Unfortunately for Hamas, this is absent. News organizations are reporting the “deafening silence” of Arab nations with respect to the Israeli incursion, and even more-than tacit support.  The  origins of of this attitude might be expected to be opaque, but this time, they are quite traceable, possibly to their origins.  In January  Egypt articulated the intent to destroy Hamas (Reuters).

Now the open source intelligence hound picks up another scent. El-Sisi intends to modernize Egypt. The parallels with Ataturk are striking.  He asks, rhetorically, (NY Times) “You want to be a first-class nation?” he asked of Egyptians, in a leaked recording of an off-the-record conversation with a journalist-confidant. “Will you bear it if I make you walk on your own feet? When I wake you up at 5 in the morning every day? Will you bear cutting back on food, cutting back on air-conditioners?”…“People think I’m a soft man,” he added. “Sisi is torture and suffering.”

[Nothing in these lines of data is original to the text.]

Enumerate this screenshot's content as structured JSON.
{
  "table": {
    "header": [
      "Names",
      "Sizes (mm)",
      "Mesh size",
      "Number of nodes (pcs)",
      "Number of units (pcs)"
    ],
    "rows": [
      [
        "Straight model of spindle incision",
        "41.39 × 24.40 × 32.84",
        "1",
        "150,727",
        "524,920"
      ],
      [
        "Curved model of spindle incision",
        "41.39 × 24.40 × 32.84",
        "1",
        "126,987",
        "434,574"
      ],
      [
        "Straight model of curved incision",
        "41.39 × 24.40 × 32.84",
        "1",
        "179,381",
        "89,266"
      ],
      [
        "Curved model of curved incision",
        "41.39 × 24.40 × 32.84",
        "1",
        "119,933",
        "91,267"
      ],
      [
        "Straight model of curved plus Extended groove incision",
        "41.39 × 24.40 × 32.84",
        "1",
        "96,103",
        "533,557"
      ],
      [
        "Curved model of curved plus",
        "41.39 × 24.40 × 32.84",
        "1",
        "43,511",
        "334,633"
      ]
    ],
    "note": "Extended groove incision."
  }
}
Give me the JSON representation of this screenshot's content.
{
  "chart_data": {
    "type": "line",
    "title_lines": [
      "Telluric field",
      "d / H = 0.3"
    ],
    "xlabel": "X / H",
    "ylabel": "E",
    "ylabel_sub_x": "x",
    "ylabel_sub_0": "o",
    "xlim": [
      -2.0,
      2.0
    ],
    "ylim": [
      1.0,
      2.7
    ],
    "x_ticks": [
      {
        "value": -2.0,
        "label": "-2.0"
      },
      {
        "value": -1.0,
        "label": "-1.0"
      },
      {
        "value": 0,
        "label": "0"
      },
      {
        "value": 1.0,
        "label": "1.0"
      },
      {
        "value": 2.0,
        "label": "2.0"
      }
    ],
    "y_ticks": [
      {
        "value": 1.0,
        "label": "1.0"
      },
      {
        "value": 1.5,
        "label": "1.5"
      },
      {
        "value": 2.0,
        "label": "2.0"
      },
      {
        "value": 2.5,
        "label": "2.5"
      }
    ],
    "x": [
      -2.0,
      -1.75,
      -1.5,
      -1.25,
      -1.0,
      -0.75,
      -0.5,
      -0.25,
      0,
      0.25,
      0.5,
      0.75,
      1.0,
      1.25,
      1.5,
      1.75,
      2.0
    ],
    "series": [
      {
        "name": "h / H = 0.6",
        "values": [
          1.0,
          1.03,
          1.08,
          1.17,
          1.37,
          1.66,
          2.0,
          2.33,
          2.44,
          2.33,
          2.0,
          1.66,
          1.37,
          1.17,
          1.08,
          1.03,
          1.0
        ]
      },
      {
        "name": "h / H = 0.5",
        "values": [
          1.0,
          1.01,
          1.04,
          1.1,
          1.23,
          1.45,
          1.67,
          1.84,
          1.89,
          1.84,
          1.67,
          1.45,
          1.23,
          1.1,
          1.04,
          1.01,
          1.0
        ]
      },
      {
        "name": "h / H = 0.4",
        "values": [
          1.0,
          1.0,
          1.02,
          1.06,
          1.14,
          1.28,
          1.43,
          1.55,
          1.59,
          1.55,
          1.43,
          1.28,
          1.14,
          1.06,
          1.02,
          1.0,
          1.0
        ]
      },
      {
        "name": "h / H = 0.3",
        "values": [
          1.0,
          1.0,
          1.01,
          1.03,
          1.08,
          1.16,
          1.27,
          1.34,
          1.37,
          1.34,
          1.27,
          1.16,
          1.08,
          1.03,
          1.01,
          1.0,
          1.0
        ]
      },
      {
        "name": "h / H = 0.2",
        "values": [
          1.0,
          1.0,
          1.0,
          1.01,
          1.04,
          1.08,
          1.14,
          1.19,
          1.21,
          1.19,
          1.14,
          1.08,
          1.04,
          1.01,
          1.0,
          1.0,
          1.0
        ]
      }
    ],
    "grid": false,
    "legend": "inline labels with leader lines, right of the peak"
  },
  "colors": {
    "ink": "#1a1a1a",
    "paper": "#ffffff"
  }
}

El-Sisi is talking the talk and walking (or bicycling) the walk. Like Ataturk, he is taking on the religious establishment, with the military watching his back. The rest of the Arab World finds little alternative. When you’re caught between the ISIS, Iran and Al-Sisi, who do you choose?

Proceeding from the hour to the day…

Modernity is the word of the day. Egypt resumes leadership of the Arab World. Hamas, aware of the tick of the clock, gambles. But one wonders: Do they see the mortality of their cause, or must they perish with it?